As a historian, however, he falls short of explaining the often-bloody Muslim takeover of Christian strongholds along North Africa and the Near East, leaving the reader with the false impression that Islam grew entirely by peaceful means. Yet there is significant historical weight for his assertion that conditions were made ripe for Islam (and barbarian) invasions after the Empire was weakened by the endless creedal and political intrigues of the Great Church, also called the Catholic (universal) Church:1
By the time Marcian died, Rome had been sacked once more, this time by Vandals (455), and the Western empire was left immeasurably weaker…We might think that the Roman emperors in this time would be entirely focused on mere survival, but for thirty years after Chalcedon. many of the issues faced by the Eastern rulers involved theological debates. (Jesus Wars, p.186)
So that, by the time Islam arose:
The split within ancient Christianity prepared the way for outside powers who would exploit intra Christian divisions—first the Persians, and eventually the Muslims. Without the great split, the rise of Islam would have been unthinkable. Without the religious crisis, Islam could not have stormed into the political near-vacuum it found in the seventh century, into an empire where most Eastern subjects—Monophysite and Nestorian—rejected their Orthodox! Catholic emperors. So alienated were the Christian dissidents that few were prepared to resist Muslim invaders, who promised (and practiced) tolerance for the diverse Christian sects. (Jesus Wars, p. 31)
At the very least, we can say history proves the inferiority of church tradition against the Bible and the teachings of Jesus and His disciples in the New Testament church.
See also:
- Roger Olson’s review at Christianity Today.
- Catholic simply means universal, in Latin, and should not be confused with the great European power known as The Roman Catholic Church, which dominated Western Europe by the time of the Scholastics (1100 AD). [↩]
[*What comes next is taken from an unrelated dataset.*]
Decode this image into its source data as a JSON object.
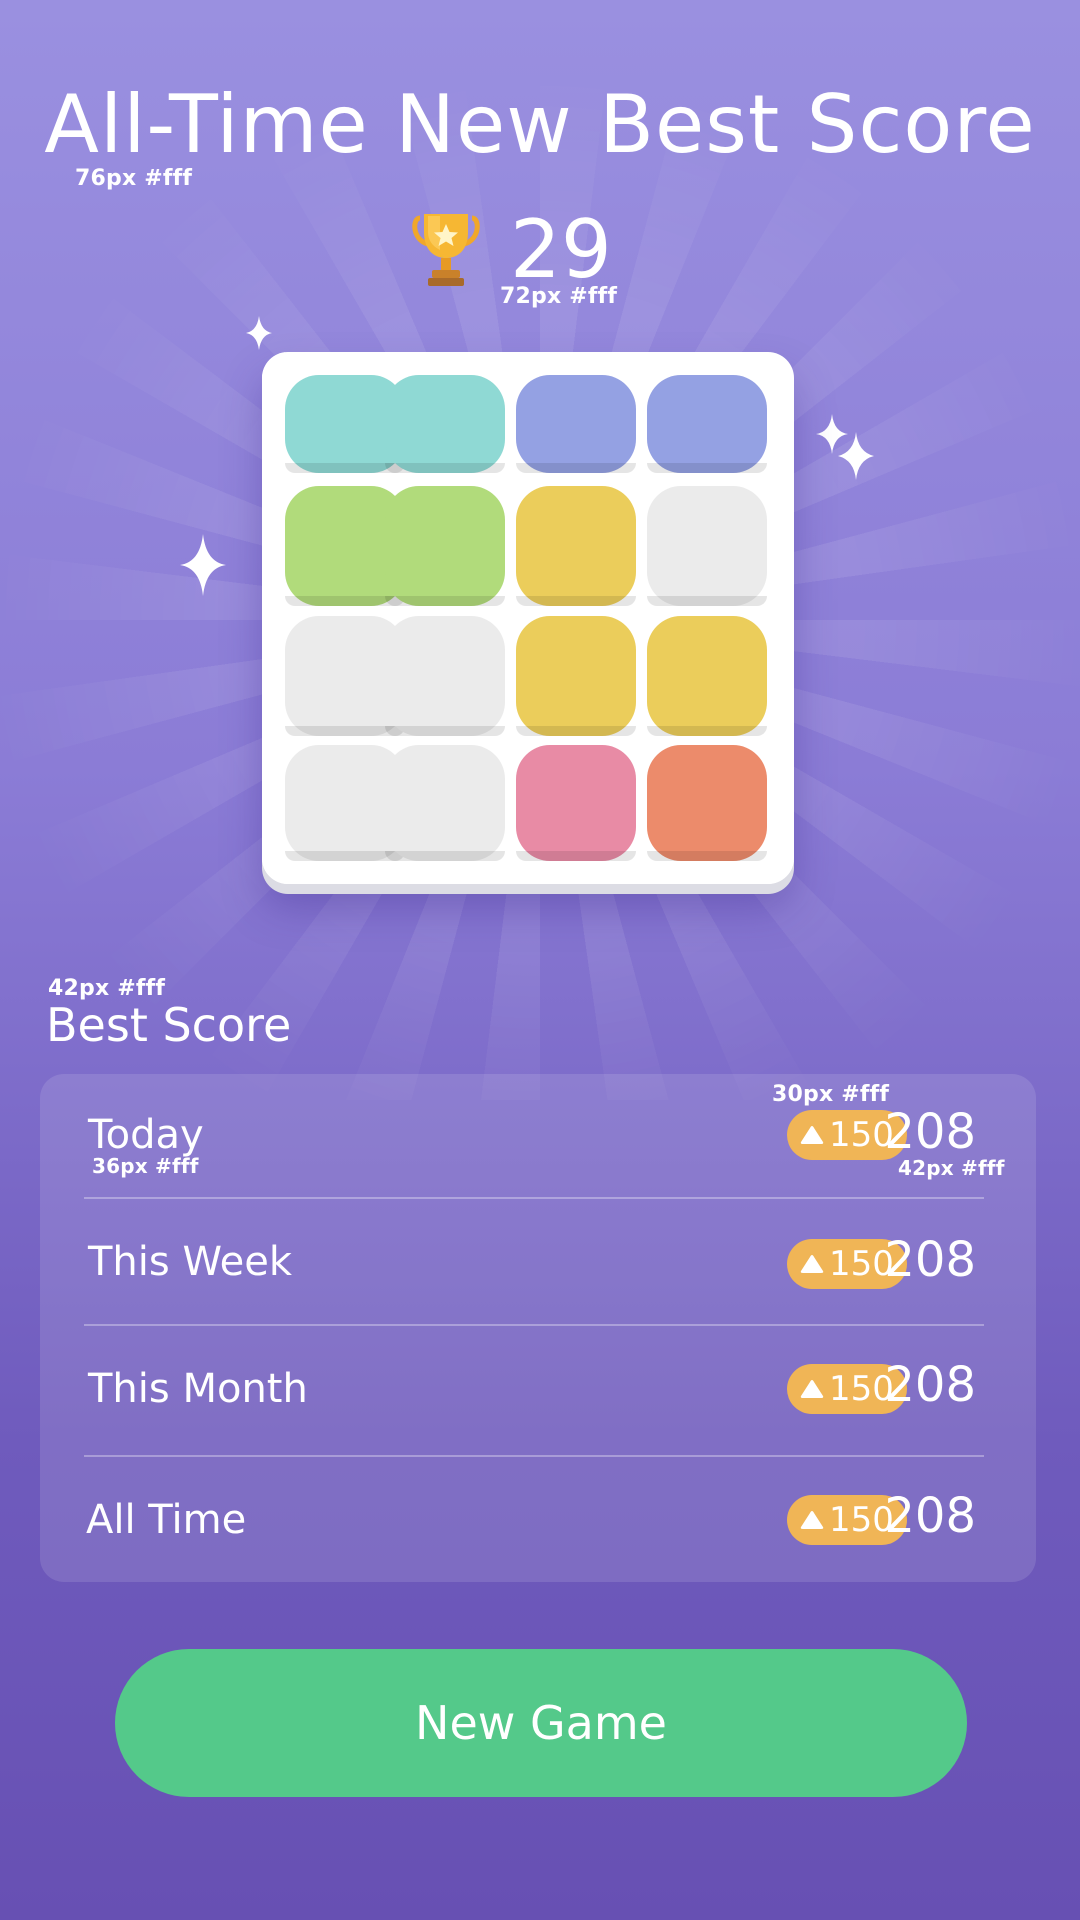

- A New Kind of Armageddon
- Handel’s Messiah
It’s hard to defend the history of organized religion. Even Christianity becomes an oppressive and violent force when human institutions and political power get involved. But this is such a huge contrast with the writings of the NT! The book sounds like a great read, Keith! Keep the book reviews coming.
Thanks
I loved this book. What a freaking mess the church fathers made of the church in such a brief time. As a lady, I enjoyed the chapters on the queens and their influence on Christendom.
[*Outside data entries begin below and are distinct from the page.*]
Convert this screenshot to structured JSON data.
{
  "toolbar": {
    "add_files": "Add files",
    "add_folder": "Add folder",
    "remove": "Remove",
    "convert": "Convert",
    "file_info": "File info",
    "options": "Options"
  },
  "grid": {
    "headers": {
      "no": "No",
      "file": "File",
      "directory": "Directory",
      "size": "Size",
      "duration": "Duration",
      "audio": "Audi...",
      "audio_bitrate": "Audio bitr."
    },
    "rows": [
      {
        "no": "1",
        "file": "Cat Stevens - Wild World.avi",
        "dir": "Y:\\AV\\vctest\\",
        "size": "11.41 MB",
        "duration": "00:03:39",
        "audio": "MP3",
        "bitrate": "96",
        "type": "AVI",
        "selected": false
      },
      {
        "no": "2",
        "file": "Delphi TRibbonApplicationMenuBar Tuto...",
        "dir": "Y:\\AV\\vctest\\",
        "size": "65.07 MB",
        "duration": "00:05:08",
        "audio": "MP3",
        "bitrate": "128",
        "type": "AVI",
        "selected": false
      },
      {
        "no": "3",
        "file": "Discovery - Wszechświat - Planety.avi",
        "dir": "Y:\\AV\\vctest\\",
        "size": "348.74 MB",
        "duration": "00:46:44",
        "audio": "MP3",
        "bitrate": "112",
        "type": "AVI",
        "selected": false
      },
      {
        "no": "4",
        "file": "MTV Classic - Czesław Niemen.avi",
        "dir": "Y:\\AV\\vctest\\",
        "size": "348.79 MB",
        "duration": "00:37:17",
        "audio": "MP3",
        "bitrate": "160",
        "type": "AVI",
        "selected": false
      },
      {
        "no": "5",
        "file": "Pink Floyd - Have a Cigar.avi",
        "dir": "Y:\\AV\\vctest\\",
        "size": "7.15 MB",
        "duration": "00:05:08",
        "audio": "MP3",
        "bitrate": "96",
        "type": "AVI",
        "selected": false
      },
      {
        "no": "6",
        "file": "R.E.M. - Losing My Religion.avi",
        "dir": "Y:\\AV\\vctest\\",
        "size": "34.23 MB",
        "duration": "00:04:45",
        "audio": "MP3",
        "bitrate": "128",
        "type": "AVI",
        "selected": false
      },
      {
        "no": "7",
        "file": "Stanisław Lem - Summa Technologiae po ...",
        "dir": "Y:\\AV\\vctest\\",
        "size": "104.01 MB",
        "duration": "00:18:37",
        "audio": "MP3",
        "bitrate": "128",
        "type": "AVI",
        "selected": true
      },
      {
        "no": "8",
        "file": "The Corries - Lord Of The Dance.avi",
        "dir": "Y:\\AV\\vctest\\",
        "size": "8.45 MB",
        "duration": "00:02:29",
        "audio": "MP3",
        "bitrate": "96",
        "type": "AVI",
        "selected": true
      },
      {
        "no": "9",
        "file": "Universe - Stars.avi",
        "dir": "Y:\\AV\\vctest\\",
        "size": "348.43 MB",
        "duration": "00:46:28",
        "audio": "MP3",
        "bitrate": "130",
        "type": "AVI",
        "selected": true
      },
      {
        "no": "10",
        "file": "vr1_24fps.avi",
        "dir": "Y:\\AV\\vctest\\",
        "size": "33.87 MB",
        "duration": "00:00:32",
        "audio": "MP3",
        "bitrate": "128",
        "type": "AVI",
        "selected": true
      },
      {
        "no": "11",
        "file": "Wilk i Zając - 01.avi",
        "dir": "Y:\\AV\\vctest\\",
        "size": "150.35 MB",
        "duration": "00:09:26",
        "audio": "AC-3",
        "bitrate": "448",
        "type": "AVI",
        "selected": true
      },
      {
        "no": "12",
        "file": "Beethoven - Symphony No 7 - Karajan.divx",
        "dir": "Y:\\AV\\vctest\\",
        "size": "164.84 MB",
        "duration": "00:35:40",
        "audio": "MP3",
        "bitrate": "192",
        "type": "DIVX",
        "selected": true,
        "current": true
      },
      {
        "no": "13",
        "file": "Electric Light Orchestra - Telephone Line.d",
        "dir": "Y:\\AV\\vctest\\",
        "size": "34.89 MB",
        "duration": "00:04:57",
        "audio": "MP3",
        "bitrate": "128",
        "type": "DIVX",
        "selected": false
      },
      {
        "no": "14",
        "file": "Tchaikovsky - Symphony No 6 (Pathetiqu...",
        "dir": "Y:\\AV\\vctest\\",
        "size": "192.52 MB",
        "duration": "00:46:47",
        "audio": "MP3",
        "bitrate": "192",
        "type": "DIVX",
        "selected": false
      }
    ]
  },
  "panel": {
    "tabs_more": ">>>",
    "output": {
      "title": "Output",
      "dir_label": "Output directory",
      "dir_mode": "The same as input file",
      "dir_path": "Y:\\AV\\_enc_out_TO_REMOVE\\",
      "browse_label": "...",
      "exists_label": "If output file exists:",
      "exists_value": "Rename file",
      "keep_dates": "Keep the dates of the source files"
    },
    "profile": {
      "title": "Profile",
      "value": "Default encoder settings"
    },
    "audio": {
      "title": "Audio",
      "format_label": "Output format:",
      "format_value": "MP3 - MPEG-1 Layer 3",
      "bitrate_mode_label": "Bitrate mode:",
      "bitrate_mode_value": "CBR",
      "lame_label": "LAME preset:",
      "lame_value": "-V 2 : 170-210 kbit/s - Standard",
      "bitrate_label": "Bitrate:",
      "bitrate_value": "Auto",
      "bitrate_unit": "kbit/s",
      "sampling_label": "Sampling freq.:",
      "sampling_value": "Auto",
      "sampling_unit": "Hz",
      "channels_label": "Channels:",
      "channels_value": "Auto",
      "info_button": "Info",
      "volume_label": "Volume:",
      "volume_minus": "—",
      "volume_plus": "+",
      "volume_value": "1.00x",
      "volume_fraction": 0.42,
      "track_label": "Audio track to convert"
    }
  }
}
Well, have you ever considered that maybe it was their influence that messed-up Christianity? (JK)
It is cool to see, however, that women were allowed to play significant roles in early Christianity, which somehow got reversed as Church Tradition solidified.
This book looked interesting, so thanks for reviewing it. Church history is so tragic, it’s no wonder people want nothing to do with church or even God. I never realized until you wrote the Neozine series on institutional Christianity that so many people were tortured and killed over the “Eucharist” issue. How twisted that a beautiful symbolic celebration of Christ’s sacrifice became a launch pad for persecution and pograms, or even the stuffy, scheduled ceremony it’s become today. At the Catholic wedding of a dear, believing friend, I had to read the three-paragraph program note four times to figure out whether I was supposed to take communion. And I’m an English teacher! I knew I wasn’t supposed to take it, but the wording confused me, and I didn’t want to offend her. Apparently if you’re a non-Catholic believer you are invited to “celebrate the Eucharist” without partaking of the body and blood. Clearly the only way people come up with all these rules and qualifiers is by not studying the Bible, where communion is accessible, spontaneous, mobile, and deeply unifying.
Your experience with gnarly church tradition explains why the Vatican has thousands of lawyers to interpret the layers of laws piled-up over the years. Non-Catholics may be able to “celebrate the Eucharist”, but according to Canon Law they can’t receive God’s grace without the Eucharist, so what is the celebration?